Tommy Wieringa décrit notre vieille Europe et ses dysfonctionnements, avec, au cœur du récit, ceux qui n’ont rien vu venir, ou n’ont pas pu faire face et qui se retrouvent en perdition face à l’accélération sans borne du changement. Comment trouver une place ?
L’histoire de Paul, de Hedwiges, de Rita et des autres se laisse lire d’autant que l’auteur y développe un humour subtil, avec un sens de la formule et du raccourci qui font sourire. Une belle manière d’aborder cette tranche d’histoire relative au changement, au temps qui passe alors que nous restons… Mais, ce n’est pas le plus intéressant à mes yeux.

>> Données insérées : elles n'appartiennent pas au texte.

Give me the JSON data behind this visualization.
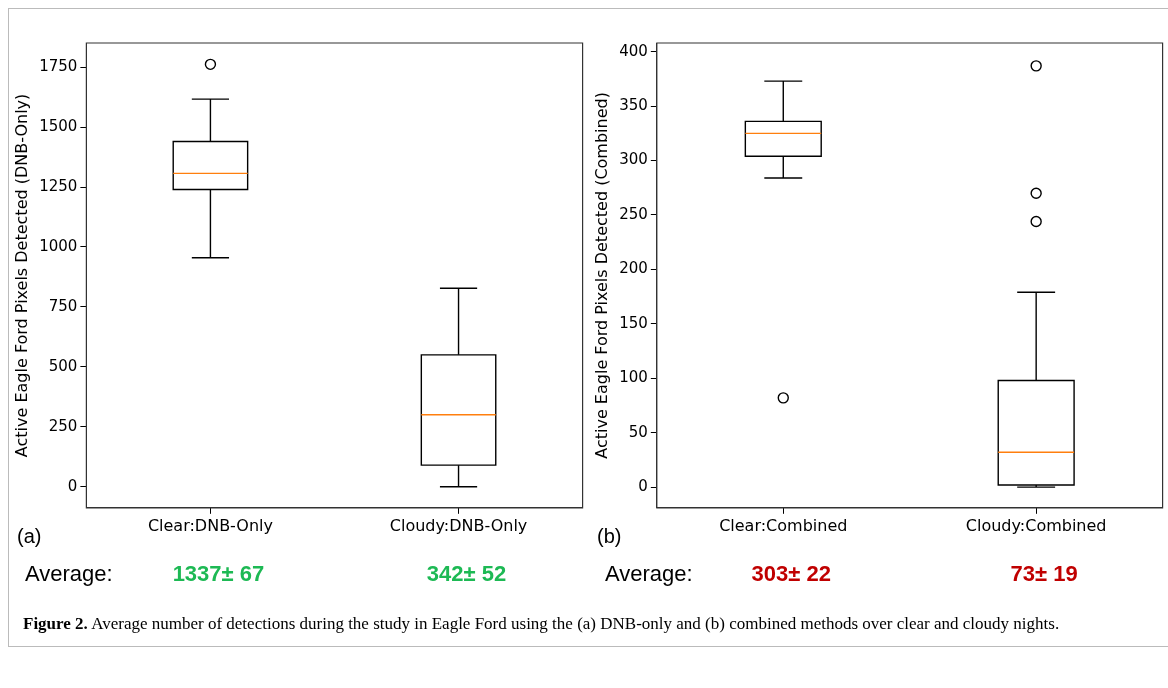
{
  "chart_data": [
    {
      "type": "box",
      "ylabel": "Active Eagle Ford Pixels Detected (DNB-Only)",
      "categories": [
        "Clear:DNB-Only",
        "Cloudy:DNB-Only"
      ],
      "boxes": [
        {
          "low": 955,
          "q1": 1240,
          "median": 1307,
          "q3": 1440,
          "high": 1617,
          "outliers": [
            1762
          ]
        },
        {
          "low": 0,
          "q1": 90,
          "median": 300,
          "q3": 550,
          "high": 828
        }
      ],
      "ylim": [
        -88,
        1851
      ],
      "yticks": [
        0,
        250,
        500,
        750,
        1000,
        1250,
        1500,
        1750
      ],
      "grid": false,
      "legend": false,
      "marker": "circle",
      "annotations": [
        "(a)",
        "Average:",
        "1337± 67",
        "342± 52"
      ]
    },
    {
      "type": "box",
      "ylabel": "Active Eagle Ford Pixels Detected (Combined)",
      "categories": [
        "Clear:Combined",
        "Cloudy:Combined"
      ],
      "boxes": [
        {
          "low": 284,
          "q1": 304,
          "median": 325,
          "q3": 336,
          "high": 373,
          "outliers": [
            82
          ]
        },
        {
          "low": 0,
          "q1": 2,
          "median": 32,
          "q3": 98,
          "high": 179,
          "outliers": [
            244,
            270,
            387
          ]
        }
      ],
      "ylim": [
        -19,
        408
      ],
      "yticks": [
        0,
        50,
        100,
        150,
        200,
        250,
        300,
        350,
        400
      ],
      "grid": false,
      "legend": false,
      "marker": "circle",
      "annotations": [
        "(b)",
        "Average:",
        "303± 22",
        "73± 19",
        "Figure 2. Average number of detections during the study in Eagle Ford using the (a) DNB-only and (b) combined methods over clear and cloudy nights."
      ]
    }
  ]
}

En effet, comment ne pas être sensible à ce regard de l’auteur sur la solitude de nos vieux, le manque d’aide apportée aux aidants, les blessures que la vie impose à tous ceux qui n’ont pas réussi à vivre selon le modèle consensuel qu’ils n’arrivent ni à identifier, ni à comprendre, encore moins à endosser ?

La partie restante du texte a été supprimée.